If the file is missing in `digest.json` then we give 404.

-- ft.h2: Any other URL (non ftd url, mostly images)

We assume this is static file, so we only do the step 1, and not step 2 as we
are not going to need the full digest. We will read FPM.ftd content from
`fpm-files` for the package name we found from step 1. Using FPM.ftd we will
check if auth/acl allows you to read the static file. If not we give 403.

If acl works, we then do a query on the `other-files` table, to get the content
of that file and serve it.

-- ft.h1: How do we handle markdown files?

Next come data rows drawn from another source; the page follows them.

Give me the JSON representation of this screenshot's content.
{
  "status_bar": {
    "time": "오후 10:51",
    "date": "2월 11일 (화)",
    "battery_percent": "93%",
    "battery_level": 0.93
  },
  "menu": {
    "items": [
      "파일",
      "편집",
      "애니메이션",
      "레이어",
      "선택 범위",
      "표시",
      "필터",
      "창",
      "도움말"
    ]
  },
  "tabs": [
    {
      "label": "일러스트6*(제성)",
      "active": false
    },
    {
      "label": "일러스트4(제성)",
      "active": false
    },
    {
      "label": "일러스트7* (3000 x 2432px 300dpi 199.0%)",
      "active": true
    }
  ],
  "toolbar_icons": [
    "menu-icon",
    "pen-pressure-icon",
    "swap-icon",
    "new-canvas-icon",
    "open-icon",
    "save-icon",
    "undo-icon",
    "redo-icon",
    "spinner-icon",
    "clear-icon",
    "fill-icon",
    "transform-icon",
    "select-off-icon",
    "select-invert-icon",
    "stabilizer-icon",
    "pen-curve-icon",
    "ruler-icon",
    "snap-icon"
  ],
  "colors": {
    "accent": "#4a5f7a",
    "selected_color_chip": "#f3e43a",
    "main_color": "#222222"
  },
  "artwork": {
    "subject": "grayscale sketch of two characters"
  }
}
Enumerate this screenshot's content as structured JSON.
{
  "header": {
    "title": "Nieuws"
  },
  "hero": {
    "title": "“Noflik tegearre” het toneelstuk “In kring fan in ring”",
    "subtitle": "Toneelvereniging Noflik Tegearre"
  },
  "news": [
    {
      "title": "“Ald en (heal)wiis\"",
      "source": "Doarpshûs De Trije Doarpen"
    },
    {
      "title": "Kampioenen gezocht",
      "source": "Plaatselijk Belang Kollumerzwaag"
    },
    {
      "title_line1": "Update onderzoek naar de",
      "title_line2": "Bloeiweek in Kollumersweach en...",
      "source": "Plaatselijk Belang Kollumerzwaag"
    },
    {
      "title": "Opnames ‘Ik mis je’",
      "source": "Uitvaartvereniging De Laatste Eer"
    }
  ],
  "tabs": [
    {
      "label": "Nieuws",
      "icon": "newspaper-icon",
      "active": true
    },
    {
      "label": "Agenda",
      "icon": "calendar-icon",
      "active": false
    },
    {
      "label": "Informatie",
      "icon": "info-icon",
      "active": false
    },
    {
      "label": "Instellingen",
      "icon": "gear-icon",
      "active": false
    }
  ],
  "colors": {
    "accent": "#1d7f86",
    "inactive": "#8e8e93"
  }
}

Markdown files (and their content) would also be present in `digest.json` file.
When looking for `foo` we will look for `foo.ftd`, `foo/index.ftd`, `foo.md`
and `foo/README.md`, in this order.

-- ft.h1: On local, how often do we regenerate `digest.json`?

When we lauch `fpm serve`, it first reads the content of current package
directory, and generates an in-memory `digest.json` and starts a background
thread which watches for file system changes, and keep updating the in-memory
`digest.json`.

-- ft.h2: What about local changes in dependencies?

Since people may modify dependencies as part of development, we have to
generate `digest.json` when any fpm command starts. The file system watcher of
FPM serve will also watch the dependencies, and update their `digest.json` as
well.

Note: local changes in dependencies will make output of subsequent fpm commands
unreliable. The diff may be wrong if you are tracking things, `fpm status` may
give wrong info etc etc. In future we will use "fallback to .." technique, so if
you want to develop a dependency, you do not modify it in `.packages` folder,
but checkout the dependency in `..` of current package, and our dependency
checker will look both in `.packages` and `..` when its looking for
`foo.com/bar` package as a dependency of current package.


-- ft.h1: `digest.json` on remote

Is only updated when someone does `fpm sync` and any of the content on remote
changes. Since the digest contains history, meta data for all static file, so
if any file ever changes, `digest.json` will have to be updated.